Interesting Issue Today/Yesterday –
A query was using a linked server to grab data from DB2 via an ODBC connection. Normal execution time is about 15 minutes. This had run on for at least 7 hours when it was decided to kill it, appeared to be doing nothing but causing blocks (due to Intent Shared and Intent Exclusive locks preparing to do an update if the data ever came back).
Waited a few hours, still didn’t die so we figured we could wait, if it took 7 hours prior to killing, rollback could potentially take at least that long if not much longer.
Came back today and it was still running.. By this time now about 30 hours since initial query executed and 23 hours after KILL issued. Process state was rollback.
When I looked at the stats for the session (SELECT * FROM SYS.DM_EXEC_REQUESTS), I noticed the CPU counter incrementing so it was at least thinking about doing something if not in the middle of doing anything. Rollback just didn’t make sense to be so long knowing what the query did.
Left me with few options though:
- Restart SQL Service – risk this database coming back up in recovery and not available at all
- Something horrible and drastic – Not a great troubleshooting methodology so put this out of my mind as a serious option… But rebuilding the log would probably have “solved” the immediate issue while potentially leaving a database in a transactionally inconsistent state
- Wait and hope – Safest but due to timelines of necessary processing was not a truly viable option.
So I called MS Support. Great assistance (as normal from SQL support) but confirmed what I was thinking: no help. They had no tools to undo this and had the three options I had above at first. They came back with a 4th I hadn’t considered:
- Take a full backup, restore it with a new name, verify everything appears right and cut over to that database (change name of DB with rollback operation, change name again of the restored DB).
The escalatio engineer had a good point: when you take the full backup that transaction that is rolling back was never comitted and would not be grabbed by that backup so the restore will leave a consistent and ready database.
Before going that route, I searched some more on the issue and after looking at what it was doing (again not a lot of work) and some common repeats of this issue (when using a linked server some folks reported hung queries that on rollback after kill would be in rollback state for as long as 7 days before they gave up and restarted). So I decided to take two of the options to mitigate the risk.
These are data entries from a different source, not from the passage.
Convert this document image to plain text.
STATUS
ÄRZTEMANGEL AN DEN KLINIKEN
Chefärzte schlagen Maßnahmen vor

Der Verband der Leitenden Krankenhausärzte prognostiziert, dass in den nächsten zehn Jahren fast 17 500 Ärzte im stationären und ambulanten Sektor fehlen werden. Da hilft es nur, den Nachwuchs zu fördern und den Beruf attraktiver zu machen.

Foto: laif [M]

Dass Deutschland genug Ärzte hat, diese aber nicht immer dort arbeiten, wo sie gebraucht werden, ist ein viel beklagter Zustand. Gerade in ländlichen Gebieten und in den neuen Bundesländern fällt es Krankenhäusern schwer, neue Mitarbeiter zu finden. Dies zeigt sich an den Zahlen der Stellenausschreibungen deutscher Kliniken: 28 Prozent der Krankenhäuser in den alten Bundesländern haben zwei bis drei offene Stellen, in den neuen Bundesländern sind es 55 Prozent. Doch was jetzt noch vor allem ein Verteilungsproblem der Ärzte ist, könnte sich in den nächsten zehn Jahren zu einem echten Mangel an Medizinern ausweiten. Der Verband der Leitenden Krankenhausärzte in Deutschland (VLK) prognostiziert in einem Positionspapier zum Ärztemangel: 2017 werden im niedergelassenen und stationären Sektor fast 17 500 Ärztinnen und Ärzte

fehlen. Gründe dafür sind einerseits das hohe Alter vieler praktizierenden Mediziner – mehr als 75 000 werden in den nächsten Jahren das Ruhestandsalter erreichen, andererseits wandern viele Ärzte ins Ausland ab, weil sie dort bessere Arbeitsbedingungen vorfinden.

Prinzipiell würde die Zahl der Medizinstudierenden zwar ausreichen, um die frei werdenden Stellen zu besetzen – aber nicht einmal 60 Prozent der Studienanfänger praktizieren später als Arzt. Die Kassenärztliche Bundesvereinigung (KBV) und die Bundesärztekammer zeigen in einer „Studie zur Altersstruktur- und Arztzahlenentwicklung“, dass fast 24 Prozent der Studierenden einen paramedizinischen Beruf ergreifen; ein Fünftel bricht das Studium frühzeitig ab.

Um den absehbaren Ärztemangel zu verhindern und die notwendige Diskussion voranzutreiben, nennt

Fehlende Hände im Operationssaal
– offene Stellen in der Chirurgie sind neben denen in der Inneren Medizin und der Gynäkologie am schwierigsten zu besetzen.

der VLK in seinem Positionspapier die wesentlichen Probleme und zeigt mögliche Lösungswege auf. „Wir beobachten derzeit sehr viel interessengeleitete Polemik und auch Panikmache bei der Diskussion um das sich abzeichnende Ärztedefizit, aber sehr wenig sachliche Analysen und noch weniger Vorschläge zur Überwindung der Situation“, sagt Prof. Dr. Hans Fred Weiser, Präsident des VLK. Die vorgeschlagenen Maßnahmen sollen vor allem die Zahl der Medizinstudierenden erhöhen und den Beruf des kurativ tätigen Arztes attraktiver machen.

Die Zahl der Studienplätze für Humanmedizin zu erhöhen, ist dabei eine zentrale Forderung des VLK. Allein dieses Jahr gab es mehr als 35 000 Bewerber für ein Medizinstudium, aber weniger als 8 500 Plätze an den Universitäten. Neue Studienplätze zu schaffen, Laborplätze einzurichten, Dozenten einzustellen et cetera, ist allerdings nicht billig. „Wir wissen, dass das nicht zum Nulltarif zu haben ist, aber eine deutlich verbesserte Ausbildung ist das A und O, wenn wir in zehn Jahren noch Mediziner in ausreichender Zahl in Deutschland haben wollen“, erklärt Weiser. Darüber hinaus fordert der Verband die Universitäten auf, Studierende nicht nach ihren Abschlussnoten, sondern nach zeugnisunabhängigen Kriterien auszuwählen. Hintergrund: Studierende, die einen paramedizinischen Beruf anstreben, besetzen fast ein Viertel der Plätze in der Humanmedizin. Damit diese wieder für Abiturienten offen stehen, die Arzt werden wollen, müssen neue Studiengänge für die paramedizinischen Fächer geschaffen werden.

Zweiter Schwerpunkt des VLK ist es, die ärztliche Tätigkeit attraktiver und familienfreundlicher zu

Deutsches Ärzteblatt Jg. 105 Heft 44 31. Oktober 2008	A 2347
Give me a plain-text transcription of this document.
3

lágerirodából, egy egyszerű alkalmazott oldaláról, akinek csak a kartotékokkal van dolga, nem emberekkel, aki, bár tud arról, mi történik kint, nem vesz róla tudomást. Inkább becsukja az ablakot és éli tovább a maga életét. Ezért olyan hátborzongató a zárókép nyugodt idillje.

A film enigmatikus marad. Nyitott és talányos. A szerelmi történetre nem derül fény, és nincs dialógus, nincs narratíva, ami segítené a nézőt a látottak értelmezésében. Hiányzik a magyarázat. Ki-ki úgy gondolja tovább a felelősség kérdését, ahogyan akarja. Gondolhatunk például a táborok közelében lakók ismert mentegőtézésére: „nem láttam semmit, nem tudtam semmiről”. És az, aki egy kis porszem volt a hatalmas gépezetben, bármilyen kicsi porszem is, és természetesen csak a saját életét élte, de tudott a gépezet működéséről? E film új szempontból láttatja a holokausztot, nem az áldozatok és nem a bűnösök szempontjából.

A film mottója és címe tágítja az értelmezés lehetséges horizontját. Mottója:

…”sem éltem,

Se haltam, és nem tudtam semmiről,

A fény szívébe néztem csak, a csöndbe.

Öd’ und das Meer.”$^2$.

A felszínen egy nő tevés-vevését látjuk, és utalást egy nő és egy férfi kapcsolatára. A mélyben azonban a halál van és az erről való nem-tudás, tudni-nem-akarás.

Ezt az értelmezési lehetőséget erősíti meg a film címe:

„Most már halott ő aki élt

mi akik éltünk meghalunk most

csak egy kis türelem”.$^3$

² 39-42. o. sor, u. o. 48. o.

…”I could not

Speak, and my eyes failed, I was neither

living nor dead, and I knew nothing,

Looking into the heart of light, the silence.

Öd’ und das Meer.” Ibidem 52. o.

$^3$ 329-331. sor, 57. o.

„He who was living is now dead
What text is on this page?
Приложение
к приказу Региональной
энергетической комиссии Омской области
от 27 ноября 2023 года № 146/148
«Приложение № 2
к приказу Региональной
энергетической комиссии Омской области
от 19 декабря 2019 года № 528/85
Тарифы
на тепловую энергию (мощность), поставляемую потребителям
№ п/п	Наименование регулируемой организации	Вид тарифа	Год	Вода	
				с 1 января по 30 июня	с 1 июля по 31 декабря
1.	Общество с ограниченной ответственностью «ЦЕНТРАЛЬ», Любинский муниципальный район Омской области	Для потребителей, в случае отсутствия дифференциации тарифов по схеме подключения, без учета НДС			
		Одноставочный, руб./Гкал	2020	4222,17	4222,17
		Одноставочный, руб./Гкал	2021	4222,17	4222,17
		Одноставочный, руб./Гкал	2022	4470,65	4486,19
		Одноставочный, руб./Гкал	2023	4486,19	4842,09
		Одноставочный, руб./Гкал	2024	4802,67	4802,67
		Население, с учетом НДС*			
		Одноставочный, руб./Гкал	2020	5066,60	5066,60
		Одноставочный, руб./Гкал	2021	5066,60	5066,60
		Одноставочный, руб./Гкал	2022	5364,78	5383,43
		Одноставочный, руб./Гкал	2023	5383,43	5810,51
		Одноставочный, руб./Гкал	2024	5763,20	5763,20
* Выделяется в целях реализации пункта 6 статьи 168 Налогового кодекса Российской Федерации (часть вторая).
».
Feeling confident that a restart would probably be the end all I:
- Backed up the offending database to use the 4th option from MSFT PSS if need be
- Went through the change notification process for the service recycle
- Restarted SQL Service
- Held my breath and
- Presto! The database recovered instantly in a good state
- DBCC CHECKDB run to ensure DB free of issues that would be picked up here
- Had users query data to ensure it seemed right
- Back in business
In keeping with the thought of mitigation, I will be looking into more behind the why, investigate the ODBC drivers and versions being used here, attempt to recreate the same issue in a different environment and remember this blog post is here if I need it…